Through research that has included focus groups and surveys, the university communications department has identified the core set of information that each web user group is most likely to be seeking. The result is a series of user-friendly pages tailored to each audience.
“If you’re a current student, you’re looking for 10 or 15 things most of the time,” says Barry. “The same if you’re a faculty member, a staff person, an alumnus or a parent. So we’ve done our homework and identified what those 10 or 15 things are for each group. With the new webpages, we’ve made the appropriate information for each audience most accessible.”
The faculty/staff webpage allows users to log in to e-mail, PeopleSoft, and WebCT, and link to the University Libraries and school, college, and department websites. It includes a University phone directory, campus maps, and an announcements section, along with links to a variety of University forms and other resources. A news section highlights faculty research that has been cited in the media in Connecticut and around the world.
The new webpages are based on the approach used in creating the student webpage – students.uconn.edu– a site that has received as many as 80,000 “hits” a day since it was launched in August 2003.
“The student page has just about everything you want, right there in one place for you,” says Kim Chambers, director of the Instructional Resource Center.
“Until we had the student webpage, we had no direct mechanism for providing information to current students,” says Barry. “In focus groups with current students, they told us they preferred web-based communications and said, ‘If you gave us something useful enough, we would pay attention to what you want to tell us.’”
Consistent with students’ interests, that page now includes information about the weather, Dining Services menus, bus schedules, and movie channel listings; and a daily bulletin board of information called “Did You Know” that offers announcements ranging from athletic ticket sales to computer virus alerts and class cancellations owing to weather.
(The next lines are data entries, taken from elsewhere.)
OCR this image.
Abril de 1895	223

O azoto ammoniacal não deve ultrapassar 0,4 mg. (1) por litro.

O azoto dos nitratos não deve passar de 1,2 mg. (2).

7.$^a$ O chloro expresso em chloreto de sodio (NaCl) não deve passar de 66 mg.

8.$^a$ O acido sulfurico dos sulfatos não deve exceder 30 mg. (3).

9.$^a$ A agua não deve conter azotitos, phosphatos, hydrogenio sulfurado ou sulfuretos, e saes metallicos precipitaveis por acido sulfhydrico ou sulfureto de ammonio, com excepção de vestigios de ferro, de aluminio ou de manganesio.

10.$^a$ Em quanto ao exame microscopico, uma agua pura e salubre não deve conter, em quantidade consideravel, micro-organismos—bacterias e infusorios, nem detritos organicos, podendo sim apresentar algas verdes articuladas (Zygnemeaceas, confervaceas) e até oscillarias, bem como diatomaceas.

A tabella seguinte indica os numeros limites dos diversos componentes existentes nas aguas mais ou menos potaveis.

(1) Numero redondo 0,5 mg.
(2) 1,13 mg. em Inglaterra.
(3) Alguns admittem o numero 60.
There are also links to the events calendar, and to PeopleSoft, WebCT, and Huskymail.
Barry says research shows that people are still using traditional sources of information, such as magazines and newspapers, as primary sources of information about the University, but there is a steady increase in use of the web.
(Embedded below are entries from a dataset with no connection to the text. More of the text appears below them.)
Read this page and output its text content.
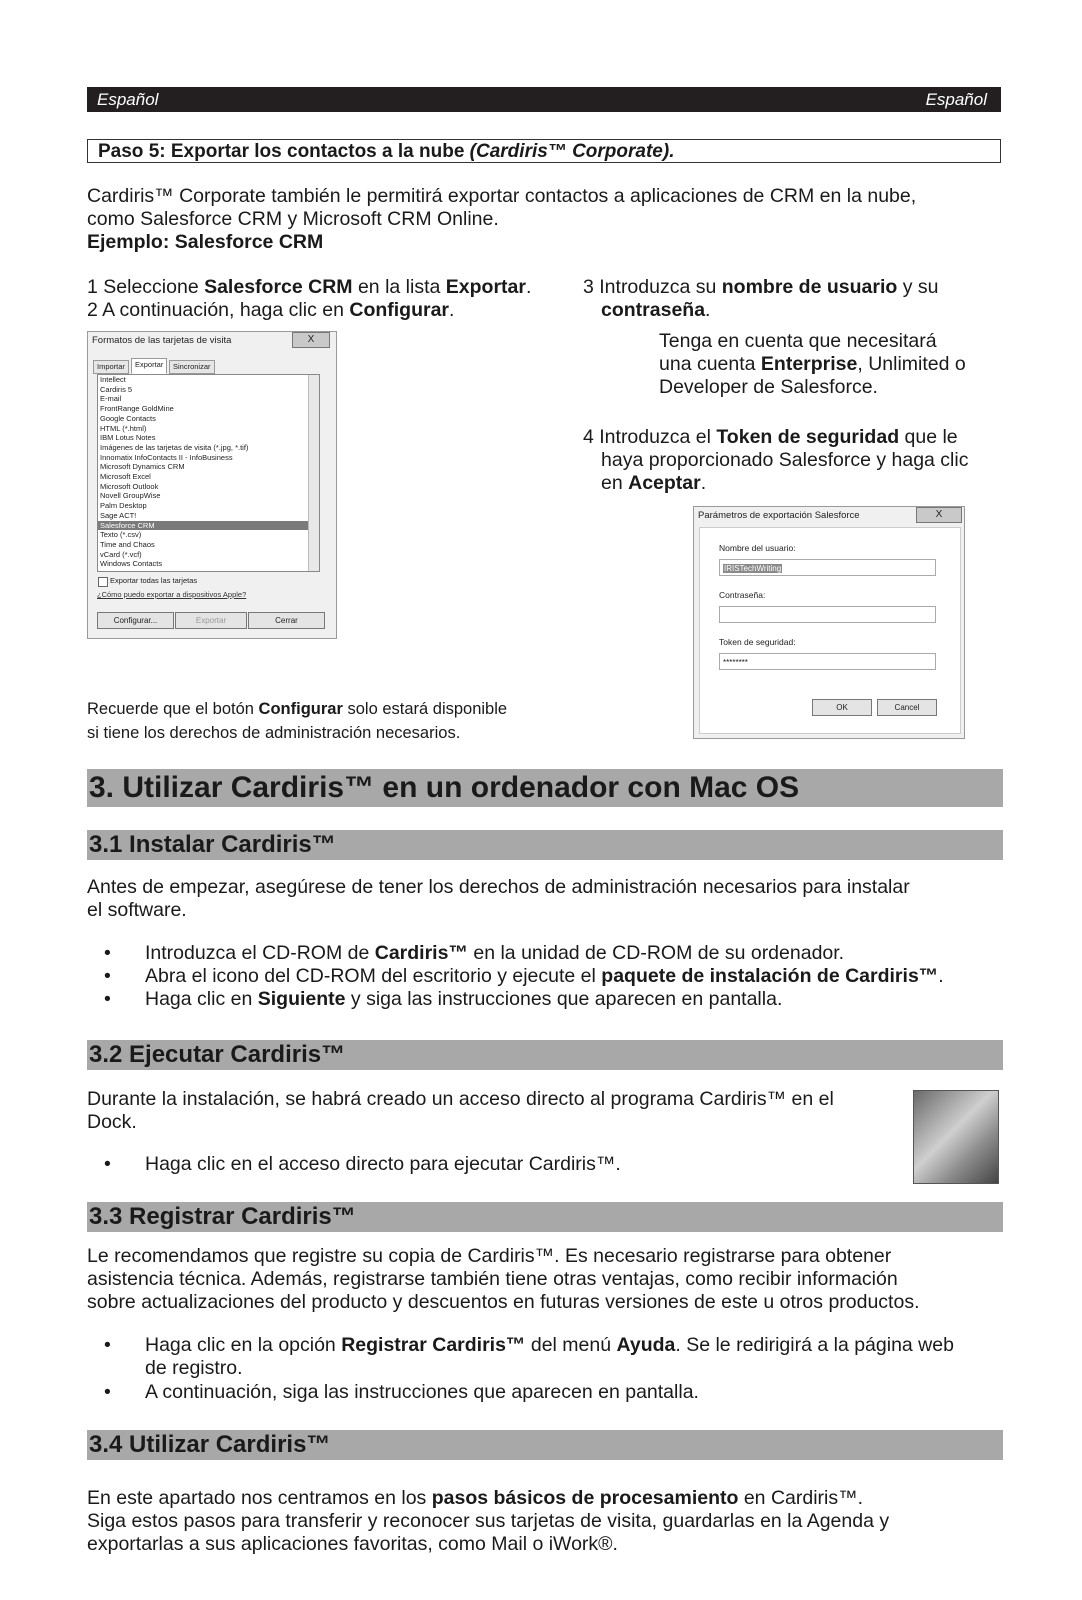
Español	Español
Paso 5: Exportar los contactos a la nube (Cardiris™ Corporate).
Cardiris™ Corporate también le permitirá exportar contactos a aplicaciones de CRM en la nube,
como Salesforce CRM y Microsoft CRM Online.
Ejemplo: Salesforce CRM
1 Seleccione Salesforce CRM en la lista Exportar.
2 A continuación, haga clic en Configurar.
Formatos de las tarjetas de visita	X
Importar	Exportar	Sincronizar
Intellect
Cardiris 5
E-mail
FrontRange GoldMine
Google Contacts
HTML (*.html)
IBM Lotus Notes
Imágenes de las tarjetas de visita (*.jpg, *.tif)
Innomatix InfoContacts II - InfoBusiness
Microsoft Dynamics CRM
Microsoft Excel
Microsoft Outlook
Novell GroupWise
Palm Desktop
Sage ACT!
Salesforce CRM
Texto (*.csv)
Time and Chaos
vCard (*.vcf)
Windows Contacts
Exportar todas las tarjetas
¿Cómo puedo exportar a dispositivos Apple?
Configurar...	Exportar	Cerrar
Recuerde que el botón Configurar solo estará disponible
si tiene los derechos de administración necesarios.
3 Introduzca su nombre de usuario y su
contraseña.
Tenga en cuenta que necesitará
una cuenta Enterprise, Unlimited o
Developer de Salesforce.
4 Introduzca el Token de seguridad que le
haya proporcionado Salesforce y haga clic
en Aceptar.
Parámetros de exportación Salesforce	X
Nombre del usuario:
IRISTechWriting
Contraseña:
Token de seguridad:
********
OK	Cancel
3. Utilizar Cardiris™ en un ordenador con Mac OS
3.1 Instalar Cardiris™
Antes de empezar, asegúrese de tener los derechos de administración necesarios para instalar
el software.
•	Introduzca el CD-ROM de Cardiris™ en la unidad de CD-ROM de su ordenador.
•	Abra el icono del CD-ROM del escritorio y ejecute el paquete de instalación de Cardiris™.
•	Haga clic en Siguiente y siga las instrucciones que aparecen en pantalla.
3.2 Ejecutar Cardiris™
Durante la instalación, se habrá creado un acceso directo al programa Cardiris™ en el
Dock.
•	Haga clic en el acceso directo para ejecutar Cardiris™.
3.3 Registrar Cardiris™
Le recomendamos que registre su copia de Cardiris™. Es necesario registrarse para obtener
asistencia técnica. Además, registrarse también tiene otras ventajas, como recibir información
sobre actualizaciones del producto y descuentos en futuras versiones de este u otros productos.
•	Haga clic en la opción Registrar Cardiris™ del menú Ayuda. Se le redirigirá a la página web
de registro.
•	A continuación, siga las instrucciones que aparecen en pantalla.
3.4 Utilizar Cardiris™
En este apartado nos centramos en los pasos básicos de procesamiento en Cardiris™.
Siga estos pasos para transferir y reconocer sus tarjetas de visita, guardarlas en la Agenda y
exportarlas a sus aplicaciones favoritas, como Mail o iWork®.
“While our communications programs in recent years have been achieving their objectives,” says Barry, “we now need to expand the variety of electronic communications in our strategic communications repertoire.” Student recruitment efforts, for example, developed in conjunction with the admissions office, will increasingly focus on web-based and other forms of electronic communication.
The student page has been so successful that a number of other members of the University community have tailored their web browser to go directly to the site. As the faculty/staff webpage goes live, these users may find a page specially tailored to their interests and needs even more useful.
A button on the faculty/staff webpage allows users to set their web browser to that page as the default setting.
“We’re hoping to see a great number of hits on the new site,” says Barry. “Many faculty and staff provided useful information as we were creating the page. Now we hope to see numbers that indicate we’ve created something of value to the entire community of faculty and staff.”